Jung Sun Min, Shi Jian, Wang Xinwen, Zhu Hao-Jie
Department of Pharmaceutical Sciences, University of Michigan, Ann Arbor, Michigan.
Translational Medicine and Clinical Pharmacology, Bristol Myers Squibb, Lawrenceville, New Jersey.
Drug Metab Dispos. 2025 Aug;53(8):100121. doi: 10.1016/j.dmd.2025.100121. Epub 2025 Jul 12.
Although racial differences in drug response have been well documented, the mechanisms underlying these variations remain incompletely understood. The racial differences may be partially attributed to variations in the expression of drug-metabolizing enzymes (DMEs) between racial groups. We conducted a proteomics analysis of selected clinically relevant DMEs, including 12 cytochrome P450s, 10 UDP-glucuronosyltransferases (UGTs), 19 transferases, and 11 hydrolases, in liver samples from White and Black Americans and compared the protein expression levels between the 2 groups. Among the DMEs examined, CYP2C9, CYP3A5, CYP2E1, UGT1A6, UGT2B15, UGT2B4, UGT2B10, GSTA1, GSTA2, MGST1, TPMT, SULT1B1, ALB, and PON3 exhibited significantly different expression levels between the 2 populations. Genetic analysis of CYP2C9 and CYP3A5 was performed to assess the impact of genetic polymorphisms on the differential protein expression. CYP2C9 protein expression levels were significantly lower in carriers of the ∗8 and ∗11 alleles, which were found exclusively in Black Americans. Although CYP2C9 expression levels were also lower in Black subjects within the ∗1/∗1 and ∗2 or ∗3 carrier groups, the differences were not statistically significant. These results indicate that the lower CYP2C9 protein expression in Black is due to both population-specific genetic variants (ie, ∗8 and ∗11) and potentially unknown genetic or nongenetic regulators. CYP3A5 protein levels were significantly higher in Black Americans compared to White counterparts, mainly due to the greater prevalence of the functional ∗1 allele in the Black population. Our findings provide crucial insights into racial differences in hepatic DME expression and support the development of ancestry-informed personalized pharmacotherapy strategies. SIGNIFICANCE STATEMENT: This study, to our knowledge, provides the first comprehensive protein-level analysis of drug-metabolizing enzymes across racial groups, revealing differences in key enzyme expression between White and Black Americans and the associated genetic polymorphisms. These findings advance our understanding of racial differences in drug metabolism, supporting the development of an ancestry-informed personalized pharmacotherapy approach.

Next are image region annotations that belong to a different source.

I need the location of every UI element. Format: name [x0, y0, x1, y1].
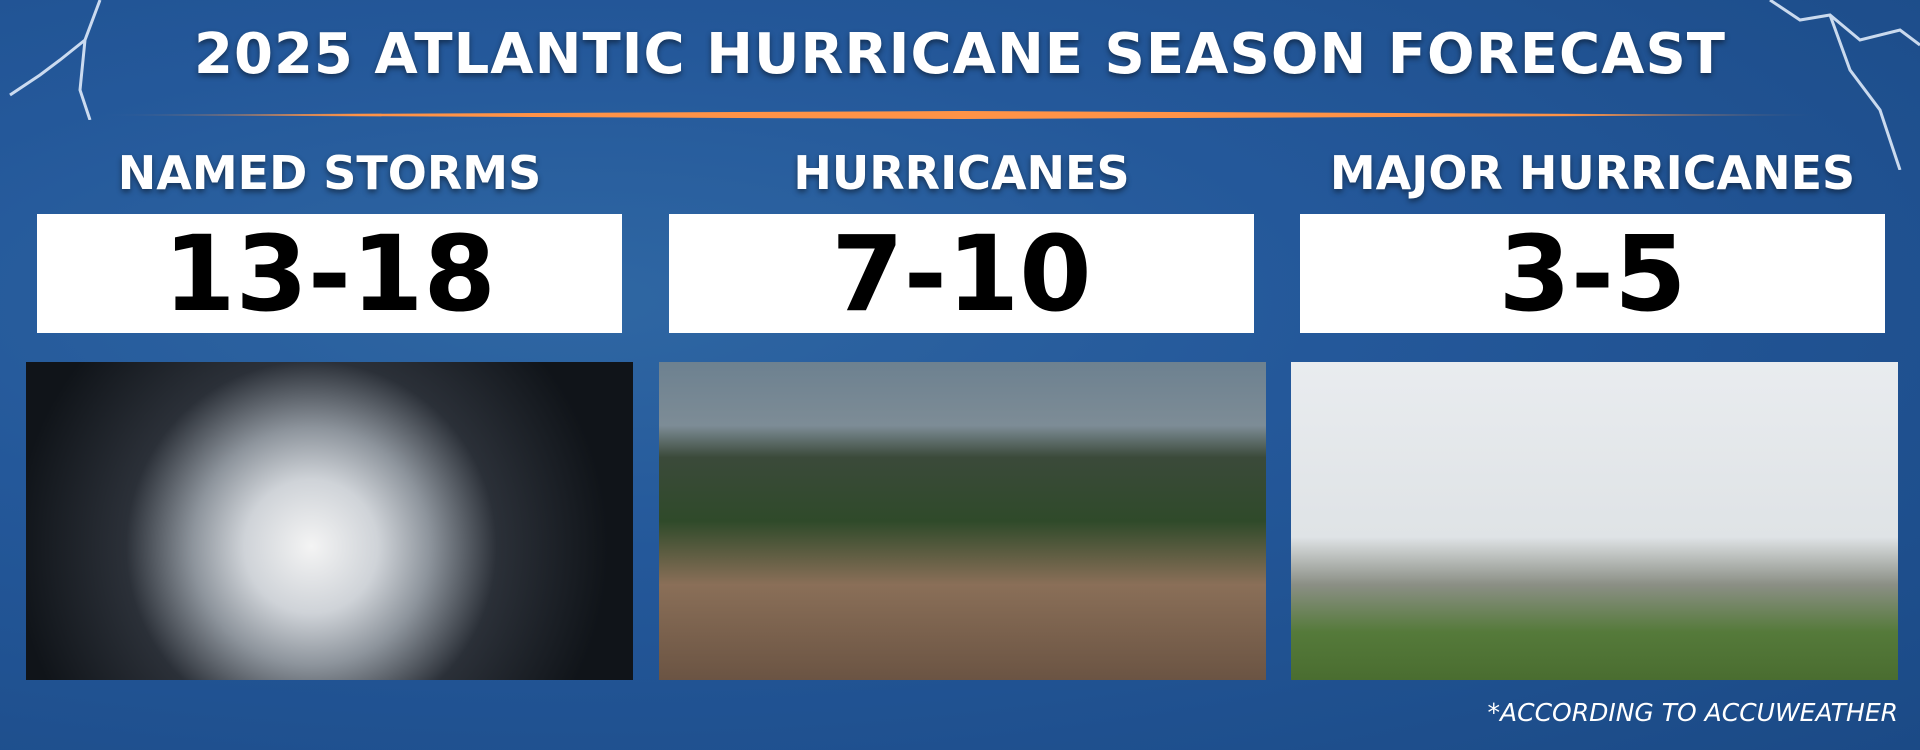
satellite-hurricane-image [26, 362, 633, 680]
major-hurricanes-value: 3-5 [1300, 213, 1885, 335]
hurricanes-label: HURRICANES [793, 146, 1130, 200]
page-title: 2025 ATLANTIC HURRICANE SEASON FORECAST [194, 22, 1726, 87]
lightning-right-decoration [1769, 0, 1920, 170]
flooded-city-image [659, 362, 1266, 680]
named-storms-label: NAMED STORMS [117, 146, 542, 200]
hurricanes-value: 7-10 [669, 213, 1254, 335]
lightning-left-decoration [9, 0, 102, 120]
major-hurricanes-label: MAJOR HURRICANES [1329, 146, 1856, 200]
collapsed-power-towers-image [1291, 362, 1898, 680]
named-storms-value: 13-18 [37, 213, 622, 335]
title-divider [98, 111, 1825, 119]
source-footnote: *ACCORDING TO ACCUWEATHER [1487, 698, 1898, 727]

尽管药物反应的种族差异已有充分记录,但这些差异背后的机制仍未完全明了。种族差异可能部分归因于不同种族群体之间药物代谢酶(DME)表达的差异。我们对选定的临床相关DME进行了蛋白质组学分析,这些DME包括12种细胞色素P450、10种尿苷二磷酸葡萄糖醛酸转移酶(UGT)、19种转移酶和11种水解酶,分析对象为美国白人和非裔美国人的肝脏样本,并比较了两组之间的蛋白质表达水平。在所检测的DME中,CYP2C9、CYP3A5、CYP2E1、UGT1A6、UGT2B15、UGT2B4、UGT2B10、GSTA1、GSTA2、MGST1、TPMT、SULT1B1、ALB和PON3在这两个人群中的表达水平存在显著差异。对CYP2C9和CYP3A5进行了基因分析,以评估基因多态性对蛋白质表达差异的影响。CYP2C9蛋白表达水平在∗8和∗11等位基因携带者中显著较低,这两种等位基因仅在非裔美国人中发现。虽然在∗1/∗1和∗2或∗3携带者组中的黑人受试者中CYP2C9表达水平也较低,但差异无统计学意义。这些结果表明,黑人中CYP2C9蛋白表达较低是由于群体特异性基因变异(即∗8和∗11)以及潜在的未知基因或非基因调节因素。与美国白人相比,非裔美国人的CYP3A5蛋白水平显著更高,这主要是由于功能性∗1等位基因在黑人人群中的患病率更高。我们的研究结果为肝脏DME表达的种族差异提供了关键见解,并支持制定基于祖先信息的个性化药物治疗策略。意义声明:据我们所知,本研究首次对不同种族群体的药物代谢酶进行了全面的蛋白质水平分析,揭示了美国白人和非裔美国人之间关键酶表达的差异以及相关的基因多态性。这些发现推进了我们对药物代谢种族差异的理解,支持了基于祖先信息的个性化药物治疗方法的发展。